Het is echter verontrustend dat de overheid in deze zaak voor een andere benadering kiest, door Andersons uitingsvrijheid vooraf te beperken.

Onrechtmatig

Dat geldt temeer nu deze zaak niet op zichzelf staat. Zo werd eerder door de burgemeester van Eindhoven voorkomen dat radicale imams konden deelnemen aan een conferentie in die stad. En in 2017 verbood de burgemeester van Veldhoven een Eritrese jongerenconferentie vanwege de inhoud van de daar te verkondigen boodschap. Later bestempelde de rechter het overheidshandelen in beide gevallen als onrechtmatig.

Dat is niet verrassend. In lijn met de Nederlandse grondrechtencultuur heeft de overheid geen bevoegdheden om personen die een onwelgevallige boodschap willen verkondigen te censureren. Om toch te voorkomen dat mensen als Anderson hun uitlatingen doen is de overheid vaak gedwongen de wel aan haar toekomende bevoegdheden op te rekken en toe te passen voor doeleinden waarvoor zij eigenlijk niet zijn verleend.

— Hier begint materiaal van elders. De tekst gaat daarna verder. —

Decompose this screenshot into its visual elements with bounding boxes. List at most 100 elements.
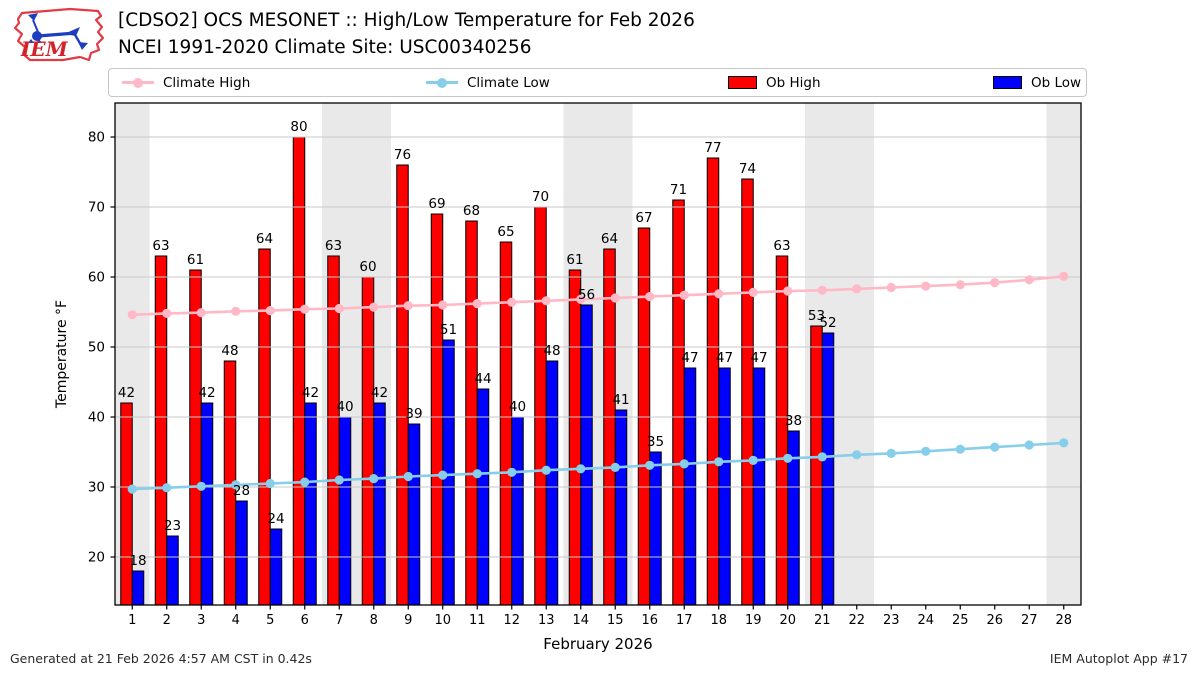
- climate-marker: [507, 467, 517, 477]
- legend-label: Ob Low: [1031, 74, 1082, 91]
- ob-high-bar: [672, 199, 685, 606]
- x-tick-label: 12: [503, 613, 520, 628]
- climate-marker: [162, 483, 172, 493]
- x-axis-title: February 2026: [543, 635, 652, 653]
- climate-marker: [265, 306, 275, 316]
- legend-label: Climate Low: [467, 74, 550, 91]
- bar-value-label: 69: [428, 196, 445, 212]
- ob-low-bar: [166, 535, 179, 606]
- climate-line-high: [127, 271, 1069, 320]
- weather-vane-icon: [28, 13, 88, 50]
- bar-value-label: 63: [325, 238, 342, 254]
- ob-high-bar: [465, 220, 478, 606]
- bar-value-label: 65: [497, 224, 514, 240]
- x-tick-label: 5: [266, 613, 274, 628]
- climate-marker: [990, 442, 1000, 452]
- ob-low-bar: [131, 570, 145, 606]
- climate-marker: [645, 292, 655, 302]
- climate-marker: [231, 306, 241, 316]
- bar-value-label: 18: [129, 553, 146, 569]
- weekend-band: [1046, 103, 1081, 605]
- bar-value-label: 35: [647, 434, 664, 450]
- climate-marker: [748, 455, 758, 465]
- legend-label: Climate High: [163, 74, 251, 91]
- climate-marker: [783, 453, 793, 463]
- x-tick-label: 18: [710, 613, 727, 628]
- climate-marker: [679, 459, 689, 469]
- climate-marker: [438, 300, 448, 310]
- bar-value-label: 80: [290, 119, 307, 135]
- climate-marker: [507, 297, 517, 307]
- climate-marker: [645, 460, 655, 470]
- climate-marker: [852, 450, 862, 460]
- climate-marker: [300, 477, 310, 487]
- climate-marker: [886, 282, 896, 293]
- axis-ticks: 1 2 3 4 5 6 7 8 9 10 11 12 13 14 15 16 17 18 19 20 21 22 23 24 2…: [88, 130, 1072, 629]
- climate-marker: [369, 302, 379, 312]
- iem-logo: IEM: [13, 7, 105, 62]
- ob-high-bar: [706, 157, 720, 606]
- climate-marker: [127, 484, 137, 494]
- x-tick-label: 13: [538, 613, 555, 628]
- climate-marker: [714, 457, 724, 467]
- bar-value-label: 64: [256, 231, 273, 247]
- ob-low-bar: [580, 304, 593, 606]
- climate-marker: [610, 293, 620, 303]
- bar-value-label: 67: [635, 210, 652, 226]
- ob-high-bar: [499, 241, 513, 606]
- x-tick-label: 24: [917, 613, 934, 628]
- ob-low-bar: [373, 402, 386, 606]
- bar-value-label: 42: [198, 385, 215, 401]
- x-tick-label: 2: [163, 613, 171, 628]
- climate-marker: [852, 284, 862, 294]
- x-tick-label: 20: [779, 613, 796, 628]
- climate-marker: [162, 308, 172, 318]
- legend-item-ob-low: Ob Low: [993, 69, 1081, 96]
- x-tick-label: 8: [370, 613, 378, 628]
- x-tick-label: 7: [335, 613, 343, 628]
- ob-high-bar: [361, 276, 375, 606]
- ob-low-bar: [407, 423, 421, 606]
- bar-value-label: 23: [164, 518, 181, 534]
- x-tick-label: 17: [676, 613, 693, 628]
- climate-marker: [1059, 271, 1069, 281]
- ob-high-bar: [810, 325, 823, 606]
- climate-marker: [576, 294, 586, 304]
- ob-high-bar: [741, 178, 754, 606]
- legend-item-ob-high: Ob High: [728, 69, 821, 96]
- chart-title: [CDSO2] OCS MESONET :: High/Low Temperat…: [118, 10, 695, 31]
- x-tick-label: 15: [607, 613, 624, 628]
- ob-low-bar: [614, 409, 628, 606]
- ob-low-bar: [269, 528, 283, 606]
- ob-high-bar: [534, 206, 547, 606]
- x-tick-label: 28: [1055, 613, 1072, 628]
- x-tick-label: 26: [986, 613, 1003, 628]
- ob-low-bar: [304, 402, 317, 606]
- x-tick-label: 22: [848, 613, 865, 628]
- climate-polyline: [132, 275, 1064, 317]
- bar-value-label: 39: [405, 406, 422, 422]
- app-credit: IEM Autoplot App #17: [1049, 651, 1188, 666]
- x-tick-label: 21: [814, 613, 831, 628]
- bar-value-label: 61: [187, 252, 204, 268]
- ob-high-bar: [258, 248, 271, 606]
- bar-value-label: 41: [612, 392, 629, 408]
- y-tick-label: 50: [88, 340, 105, 356]
- x-tick-label: 3: [197, 613, 205, 628]
- bar-value-label: 74: [739, 161, 756, 177]
- ob-high-bar: [120, 402, 133, 606]
- x-tick-label: 9: [404, 613, 412, 628]
- climate-marker: [610, 462, 620, 472]
- bar-value-label: 24: [267, 511, 284, 527]
- bar-value-label: 40: [509, 399, 526, 415]
- climate-marker: [783, 286, 793, 296]
- x-tick-label: 25: [952, 613, 969, 628]
- ob-low-bar: [545, 360, 559, 606]
- y-axis-title: Temperature °F: [54, 300, 70, 409]
- climate-marker: [334, 475, 344, 485]
- legend-line-swatch: [426, 76, 458, 90]
- bar-value-label: 51: [440, 322, 457, 338]
- x-tick-label: 10: [434, 613, 451, 628]
- ob-high-bar: [396, 164, 409, 606]
- bar-value-label: 42: [371, 385, 388, 401]
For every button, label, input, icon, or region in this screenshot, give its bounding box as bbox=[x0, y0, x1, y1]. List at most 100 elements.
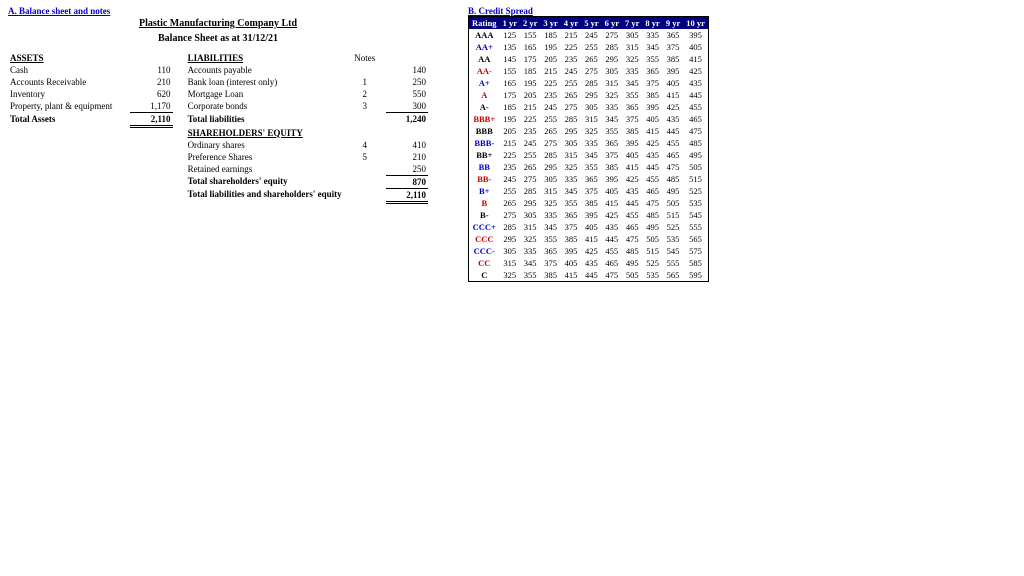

Vaak wordt daarbij een toevlucht genomen tot noodbevoegdheden. Dan dient de mogelijke verstoring van de openbare orde als gelegenheidsargument om die noodbevoegdheden toe te passen. Dat moet ook zijn waar burgemeester Halsema van Amsterdam op doelde toen zij de komst van Anderson als ‘zeer onwenselijk’ bestempelde en beloofde te onderzoeken met welke maatregelen dit verhinderd kon worden.

Al tweehonderd jaar behoort het censuurverbod tot de kern van de Nederlandse grondrechtencultuur. De zaak-Anderson bewijst andermaal dat overheidsbestuurders dat graag anders zien. Daarbij zoeken zij de grenzen van de aan hen toekomende bevoegdheden op. Dat is niet de wijze waarop de overheid binnen een rechtsstaat hoort te handelen. Natuurlijk is ook een grondrechtencultuur aan verandering onderhevig. Bijstelling is niet uitgesloten. Wellicht is deze zelfs aangewezen. Maar daarbij geldt dat dit altijd zou moeten gebeuren op basis van een expliciet maatschappelijk debat.

Grondwetswijziging

Vaak zal ook een grondwetswijziging nodig zijn. Dat geldt zeker als het gaat om een wezenselement van de grondrechtencultuur. Als het censuurverbod niet meer van deze tijd is, hoort daarover dus eerst uitvoerig en zorgvuldig gedebatteerd te worden.

Hetzelfde geldt voor de vraag hoe de vrijheid van meningsuiting anno 2019 dan wel moet worden vormgegeven. Door in de zaak-Anderson, en daarmee vergelijkbare zaken, zelfstandig en op oneigenlijke wijze het censuurverbod opzij te zetten, is de overheid een weg ingeslagen richting een bestemming waarbij bevoegdheden geen grenzen meer hebben en grondrechten geen betekenis. Overheid, koester de grondrechtencultuur.

Stefan Philipsen en Manon Julicher zijn docent en promovenda staatsrecht aan de Universiteit Utrecht.